O que leva um artista a criar? Qual é o motor que praticamente motiva a escrever, desenhar, pintar, esculpir ou realizar alguma atividade expressiva, em que o criador interprete, de alguma maneira, com a técnica que escolher, o mundo? Naturalmente, esse exercício conduz também a um autoconhecimento.
Embora a atividade do artista tenha elementos de solidão, quando se pensa nas ações do ateliê, o atual momento de isolamento social coloca mais um dado, que é o desse confinamento não ser uma escolha pessoal, mas uma imposição devido a uma necessidade maior de saúde pública.
Marli Takeda nos encaminha um de seus trabalhos mais recentes que, de certa maneira, ilustra como o andamento do processo criativo sofre idas e voltas em situações externas de crise. Comenta que inicialmente se voltou para o recorte dos adesivos que recicla, numa atitude mais silenciosa e introspectiva, para depois partir para pinturas menores que crescem.
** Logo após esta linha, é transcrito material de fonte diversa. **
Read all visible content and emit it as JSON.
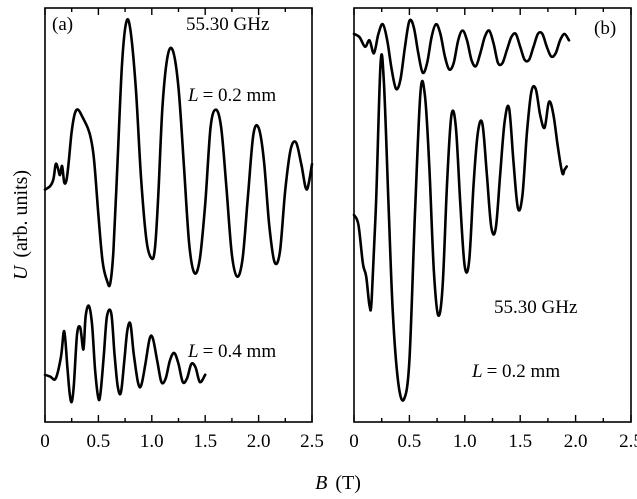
{
  "ylabel_var": "U",
  "ylabel_units": "(arb. units)",
  "xlabel_var": "B",
  "xlabel_units": "(T)",
  "chart_data": [
    {
      "type": "line",
      "panel": "(a)",
      "annotations": [
        "55.30 GHz"
      ],
      "xlim": [
        0,
        2.5
      ],
      "xticks": [
        "0",
        "0.5",
        "1.0",
        "1.5",
        "2.0",
        "2.5"
      ],
      "series": [
        {
          "label_var": "L",
          "label_value": "= 0.2 mm",
          "x": [
            0.0,
            0.05,
            0.08,
            0.1,
            0.12,
            0.14,
            0.16,
            0.18,
            0.2,
            0.22,
            0.25,
            0.28,
            0.31,
            0.35,
            0.4,
            0.43,
            0.46,
            0.5,
            0.54,
            0.58,
            0.61,
            0.64,
            0.68,
            0.72,
            0.76,
            0.8,
            0.85,
            0.9,
            0.95,
            1.0,
            1.03,
            1.06,
            1.1,
            1.15,
            1.2,
            1.25,
            1.3,
            1.35,
            1.4,
            1.45,
            1.5,
            1.55,
            1.6,
            1.65,
            1.7,
            1.75,
            1.8,
            1.85,
            1.9,
            1.95,
            2.0,
            2.05,
            2.1,
            2.15,
            2.2,
            2.25,
            2.3,
            2.35,
            2.4,
            2.45,
            2.5
          ],
          "y": [
            6.2,
            6.3,
            6.5,
            6.9,
            6.8,
            6.6,
            6.85,
            6.4,
            6.45,
            6.9,
            7.8,
            8.3,
            8.4,
            8.2,
            7.9,
            7.6,
            7.0,
            5.5,
            4.2,
            3.7,
            3.6,
            4.5,
            7.0,
            9.6,
            10.8,
            10.6,
            9.0,
            6.5,
            4.8,
            4.3,
            4.6,
            6.0,
            8.5,
            9.9,
            10.0,
            9.0,
            6.9,
            4.7,
            3.9,
            4.3,
            5.8,
            7.9,
            8.4,
            7.9,
            6.2,
            4.4,
            3.8,
            4.3,
            6.0,
            7.7,
            7.9,
            7.0,
            5.2,
            4.2,
            4.5,
            6.2,
            7.3,
            7.5,
            6.9,
            6.2,
            6.9
          ]
        },
        {
          "label_var": "L",
          "label_value": "= 0.4 mm",
          "x": [
            0.0,
            0.05,
            0.1,
            0.15,
            0.18,
            0.21,
            0.23,
            0.25,
            0.27,
            0.3,
            0.33,
            0.36,
            0.38,
            0.41,
            0.44,
            0.47,
            0.5,
            0.52,
            0.55,
            0.58,
            0.62,
            0.65,
            0.68,
            0.71,
            0.74,
            0.77,
            0.8,
            0.83,
            0.87,
            0.9,
            0.94,
            0.98,
            1.01,
            1.05,
            1.09,
            1.13,
            1.17,
            1.21,
            1.25,
            1.29,
            1.33,
            1.37,
            1.41,
            1.45,
            1.5
          ],
          "y": [
            1.1,
            1.05,
            1.0,
            1.6,
            2.3,
            1.3,
            0.6,
            0.35,
            0.8,
            2.2,
            2.4,
            1.8,
            2.7,
            3.0,
            2.5,
            1.2,
            0.45,
            0.6,
            1.6,
            2.7,
            2.8,
            1.7,
            0.8,
            0.6,
            1.4,
            2.3,
            2.5,
            1.7,
            0.9,
            0.8,
            1.4,
            2.1,
            2.1,
            1.5,
            0.9,
            1.0,
            1.5,
            1.7,
            1.4,
            0.9,
            1.0,
            1.4,
            1.3,
            0.9,
            1.1
          ]
        }
      ]
    },
    {
      "type": "line",
      "panel": "(b)",
      "annotations": [
        "55.30 GHz"
      ],
      "xlim": [
        0,
        2.5
      ],
      "xticks": [
        "0",
        "0.5",
        "1.0",
        "1.5",
        "2.0",
        "2.5"
      ],
      "series": [
        {
          "label_var": "L",
          "label_value": "= 0.2 mm",
          "x": [
            0.0,
            0.04,
            0.08,
            0.11,
            0.14,
            0.16,
            0.2,
            0.24,
            0.27,
            0.31,
            0.35,
            0.4,
            0.45,
            0.5,
            0.55,
            0.6,
            0.64,
            0.68,
            0.72,
            0.76,
            0.8,
            0.84,
            0.88,
            0.92,
            0.96,
            1.0,
            1.04,
            1.08,
            1.12,
            1.16,
            1.2,
            1.24,
            1.28,
            1.32,
            1.36,
            1.4,
            1.44,
            1.48,
            1.52,
            1.56,
            1.6,
            1.64,
            1.68,
            1.72,
            1.76,
            1.8,
            1.84,
            1.88,
            1.9,
            1.92
          ],
          "y": [
            6.0,
            5.7,
            4.5,
            4.1,
            3.2,
            3.4,
            6.5,
            10.7,
            10.1,
            6.5,
            3.0,
            0.8,
            0.3,
            1.5,
            6.0,
            9.8,
            9.7,
            7.5,
            4.3,
            2.9,
            3.8,
            7.0,
            9.1,
            8.7,
            6.3,
            4.4,
            4.6,
            7.0,
            8.6,
            8.8,
            7.2,
            5.6,
            5.6,
            7.3,
            8.9,
            9.3,
            7.6,
            6.2,
            6.6,
            8.5,
            9.8,
            9.9,
            9.1,
            8.7,
            9.5,
            9.1,
            8.1,
            7.3,
            7.4,
            7.5
          ]
        },
        {
          "label_var": "",
          "label_value": "",
          "x": [
            0.0,
            0.05,
            0.1,
            0.14,
            0.18,
            0.22,
            0.26,
            0.3,
            0.34,
            0.38,
            0.42,
            0.46,
            0.5,
            0.54,
            0.58,
            0.62,
            0.66,
            0.7,
            0.74,
            0.78,
            0.82,
            0.86,
            0.9,
            0.94,
            0.98,
            1.02,
            1.06,
            1.1,
            1.14,
            1.18,
            1.22,
            1.26,
            1.3,
            1.34,
            1.38,
            1.42,
            1.46,
            1.5,
            1.54,
            1.58,
            1.62,
            1.66,
            1.7,
            1.74,
            1.78,
            1.82,
            1.86,
            1.9,
            1.94
          ],
          "y": [
            11.6,
            11.5,
            11.2,
            11.4,
            11.0,
            11.6,
            11.9,
            11.4,
            10.5,
            9.9,
            10.2,
            11.2,
            12.0,
            11.8,
            11.0,
            10.4,
            10.7,
            11.5,
            11.9,
            11.6,
            10.9,
            10.5,
            10.7,
            11.4,
            11.7,
            11.4,
            10.8,
            10.6,
            11.0,
            11.5,
            11.7,
            11.3,
            10.7,
            10.7,
            11.1,
            11.5,
            11.6,
            11.2,
            10.8,
            10.8,
            11.2,
            11.6,
            11.6,
            11.2,
            10.9,
            11.0,
            11.4,
            11.6,
            11.4
          ]
        }
      ]
    }
  ]
}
O vermelho dos fundos e a utilização da nobreza de amarelos e dourados são caminhos para continuar pesquisando. Sua arte, que tem, nas justaposições, sobreposições, transparências e combinações, elementos fundamentais, consiste, por ser motivada por misteriosas razões interiores, uma busca de soluções coloridas. Que elas perdurem no amanhã!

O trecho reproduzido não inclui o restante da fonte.